Le patriarche maronite Béchara Raï a stigmatisé sans détour les atteintes par l’Iran à "la souveraineté du Liban par l’intermédiaire du Hezbollah", lors d’une entretien accordé mercredi soir à la chaîne publique Télé Liban.

Le patriarche maronite, le cardinal Béchara Raï, a stigmatisé sans détour les atteintes par l’Iran à "la souveraineté du Liban par l’intermédiaire du Hezbollah". "Si nous traitons le parti de milice, il expriment son mécontentement, mais nous lui demandons contre qui il fait de la résistance?", s’est demandé le patriarche, dans une interview accordée mercredi soir à Télé Liban. "Pourquoi la résistance doit-elle être du ressort d’une seule partie qui décide de la guerre et de la paix?", a-t-il ajouté, constatant que le Hezbollah "est sorti de la voie de la résistance contre Israël uniquement" et qu’il "est présent actuellement en Syrie et en Irak".

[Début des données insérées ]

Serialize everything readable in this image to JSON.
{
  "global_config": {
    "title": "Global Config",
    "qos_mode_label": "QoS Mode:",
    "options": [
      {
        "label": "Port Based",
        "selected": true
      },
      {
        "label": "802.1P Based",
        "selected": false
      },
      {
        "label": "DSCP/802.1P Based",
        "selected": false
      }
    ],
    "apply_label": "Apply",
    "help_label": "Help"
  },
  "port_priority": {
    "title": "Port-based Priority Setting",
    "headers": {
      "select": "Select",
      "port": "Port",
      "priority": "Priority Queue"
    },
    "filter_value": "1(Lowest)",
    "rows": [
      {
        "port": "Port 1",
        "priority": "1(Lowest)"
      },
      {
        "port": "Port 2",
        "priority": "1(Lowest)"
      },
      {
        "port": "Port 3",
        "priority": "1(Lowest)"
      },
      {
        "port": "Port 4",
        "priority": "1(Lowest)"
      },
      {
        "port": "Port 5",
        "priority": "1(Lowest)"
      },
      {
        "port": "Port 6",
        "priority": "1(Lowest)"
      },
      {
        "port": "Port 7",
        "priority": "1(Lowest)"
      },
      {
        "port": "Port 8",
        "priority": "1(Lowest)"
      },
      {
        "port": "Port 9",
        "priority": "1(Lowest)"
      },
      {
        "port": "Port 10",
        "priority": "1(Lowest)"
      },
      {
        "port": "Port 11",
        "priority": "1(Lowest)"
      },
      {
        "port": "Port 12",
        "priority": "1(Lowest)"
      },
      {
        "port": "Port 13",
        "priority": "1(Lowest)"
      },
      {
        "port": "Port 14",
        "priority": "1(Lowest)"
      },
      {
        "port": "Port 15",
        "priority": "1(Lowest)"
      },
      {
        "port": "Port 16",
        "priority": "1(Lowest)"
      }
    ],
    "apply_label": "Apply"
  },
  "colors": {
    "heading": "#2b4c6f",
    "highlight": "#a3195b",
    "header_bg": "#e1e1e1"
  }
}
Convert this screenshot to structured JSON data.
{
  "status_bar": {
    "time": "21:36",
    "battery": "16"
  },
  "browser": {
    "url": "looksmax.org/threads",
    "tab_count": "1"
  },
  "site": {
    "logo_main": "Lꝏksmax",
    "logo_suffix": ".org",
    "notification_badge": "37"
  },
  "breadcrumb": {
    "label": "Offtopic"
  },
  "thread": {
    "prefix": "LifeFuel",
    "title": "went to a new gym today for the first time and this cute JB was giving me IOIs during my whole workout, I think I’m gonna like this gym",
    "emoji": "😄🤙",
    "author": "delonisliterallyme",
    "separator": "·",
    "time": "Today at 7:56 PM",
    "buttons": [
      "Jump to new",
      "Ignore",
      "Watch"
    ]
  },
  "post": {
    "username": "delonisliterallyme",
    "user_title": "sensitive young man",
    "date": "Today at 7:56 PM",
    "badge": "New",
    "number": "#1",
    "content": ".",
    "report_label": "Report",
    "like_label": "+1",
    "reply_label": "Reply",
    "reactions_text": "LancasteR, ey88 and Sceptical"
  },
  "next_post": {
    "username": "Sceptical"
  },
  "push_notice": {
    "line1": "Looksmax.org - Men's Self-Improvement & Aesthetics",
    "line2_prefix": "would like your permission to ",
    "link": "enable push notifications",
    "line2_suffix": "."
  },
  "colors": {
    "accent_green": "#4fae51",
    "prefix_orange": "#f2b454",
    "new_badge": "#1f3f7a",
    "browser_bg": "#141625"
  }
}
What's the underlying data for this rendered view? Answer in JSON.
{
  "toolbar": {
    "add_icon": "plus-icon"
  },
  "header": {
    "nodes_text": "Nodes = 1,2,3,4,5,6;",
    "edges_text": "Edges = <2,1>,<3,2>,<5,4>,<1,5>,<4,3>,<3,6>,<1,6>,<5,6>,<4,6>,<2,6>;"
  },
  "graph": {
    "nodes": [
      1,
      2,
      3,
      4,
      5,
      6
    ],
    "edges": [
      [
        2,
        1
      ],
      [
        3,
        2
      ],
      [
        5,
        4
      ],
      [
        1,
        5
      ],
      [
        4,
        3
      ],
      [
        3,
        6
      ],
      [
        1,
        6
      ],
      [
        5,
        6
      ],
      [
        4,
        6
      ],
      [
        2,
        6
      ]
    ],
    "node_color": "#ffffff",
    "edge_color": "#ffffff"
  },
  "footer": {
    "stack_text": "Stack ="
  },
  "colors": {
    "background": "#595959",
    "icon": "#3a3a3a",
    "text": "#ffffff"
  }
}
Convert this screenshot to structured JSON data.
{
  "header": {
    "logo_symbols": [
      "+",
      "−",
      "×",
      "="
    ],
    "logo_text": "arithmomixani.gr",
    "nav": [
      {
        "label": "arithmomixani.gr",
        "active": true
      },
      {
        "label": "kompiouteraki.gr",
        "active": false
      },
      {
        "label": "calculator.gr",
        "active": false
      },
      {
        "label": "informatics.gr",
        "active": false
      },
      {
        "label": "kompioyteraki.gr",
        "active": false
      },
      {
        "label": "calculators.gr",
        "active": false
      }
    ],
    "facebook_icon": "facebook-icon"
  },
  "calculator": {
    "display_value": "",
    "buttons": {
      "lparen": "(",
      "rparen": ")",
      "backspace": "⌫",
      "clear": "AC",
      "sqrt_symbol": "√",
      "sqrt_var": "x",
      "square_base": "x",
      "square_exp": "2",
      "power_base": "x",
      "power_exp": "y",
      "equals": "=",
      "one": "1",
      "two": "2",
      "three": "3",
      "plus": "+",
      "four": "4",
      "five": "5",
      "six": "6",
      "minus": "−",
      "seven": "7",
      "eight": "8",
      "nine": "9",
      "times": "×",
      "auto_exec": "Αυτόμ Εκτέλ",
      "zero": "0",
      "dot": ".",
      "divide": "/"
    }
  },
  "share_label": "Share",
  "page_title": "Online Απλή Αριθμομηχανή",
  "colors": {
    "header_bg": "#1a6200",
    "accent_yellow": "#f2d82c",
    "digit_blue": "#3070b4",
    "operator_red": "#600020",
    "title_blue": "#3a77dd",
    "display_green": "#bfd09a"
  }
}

"Conformément à la Constitution, les armes doivent être aux seules mains du gouvernement. La résistance n’est pas une exclusivité à une seule partie. Nous avons une armée, qu’on la soutienne", a encore insisté le patriarche.
Mgr Raï a mis l’accent dans ce cadre sur la nécessité de "soumettre au débat national la question de la résistance, au risque de voir les choses s’aggraver".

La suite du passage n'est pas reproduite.